Wise heads in our business regularly tell us to up our game in order to fight off competition. One of the objectives of the FCA appears to be to increase competition between advice firms.
Out here in the sticks, competition for clients has reduced substantially. In reality, we have never had stiff competition from other independent advisers; our competition has generally been from the banks, St James’s Place and a couple of stockbrokers. The banks appear to have given up trying to give financial advice altogether and the stockbrokers seem to be spending most of their time bringing their paperwork up to scratch for their existing clients. That leaves St James’s Place as the only serious competitor for our clients (and I don’t think that I would describe their version of advice as the same as ours).
Or does it?

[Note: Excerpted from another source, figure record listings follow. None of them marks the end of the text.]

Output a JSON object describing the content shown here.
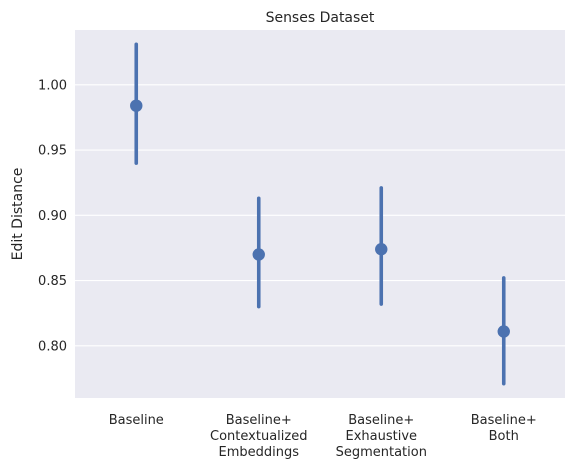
{
  "chart_data": {
    "type": "pointplot",
    "title": "Senses Dataset",
    "xlabel": "",
    "ylabel": "Edit Distance",
    "ylim": [
      0.76,
      1.042
    ],
    "yticks": [
      "0.80",
      "0.85",
      "0.90",
      "0.95",
      "1.00"
    ],
    "grid": true,
    "color": "#4c72b0",
    "background": "#eaeaf2",
    "categories": [
      [
        "Baseline"
      ],
      [
        "Baseline+",
        "Contextualized",
        "Embeddings"
      ],
      [
        "Baseline+",
        "Exhaustive",
        "Segmentation"
      ],
      [
        "Baseline+",
        "Both"
      ]
    ],
    "values": [
      0.984,
      0.87,
      0.874,
      0.811
    ],
    "ci_low": [
      0.94,
      0.83,
      0.832,
      0.771
    ],
    "ci_high": [
      1.031,
      0.913,
      0.921,
      0.852
    ]
  }
}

Our main competition is actually “not getting advice”. Clients who don’t like us don’t generally go off to another adviser, they tend to do nothing or do something without taking advice (sometimes with a helping hand from Hargreaves Lansdowne or some other website).
Rather than gearing ourselves up to compete against other providers of financial planning and advice, as the FCA insists that we do, and the consultants urge us to, we should spend resources fighting the real competition – “not getting advice”. And we should be worried about this competition – “not getting advice” has plenty of resources (and we are paying for some of it – the Guidance Guarantee and the Money Advice), its PR department is excellent (it regularly gets the press to have a pop at the advisers who compete with it), and its costs are much lower.
Remember Blockbuster Video? As the leader in the video rental market, they’d worked out how to beat their competition. But they didn’t see that “not hiring a video” was the real competition.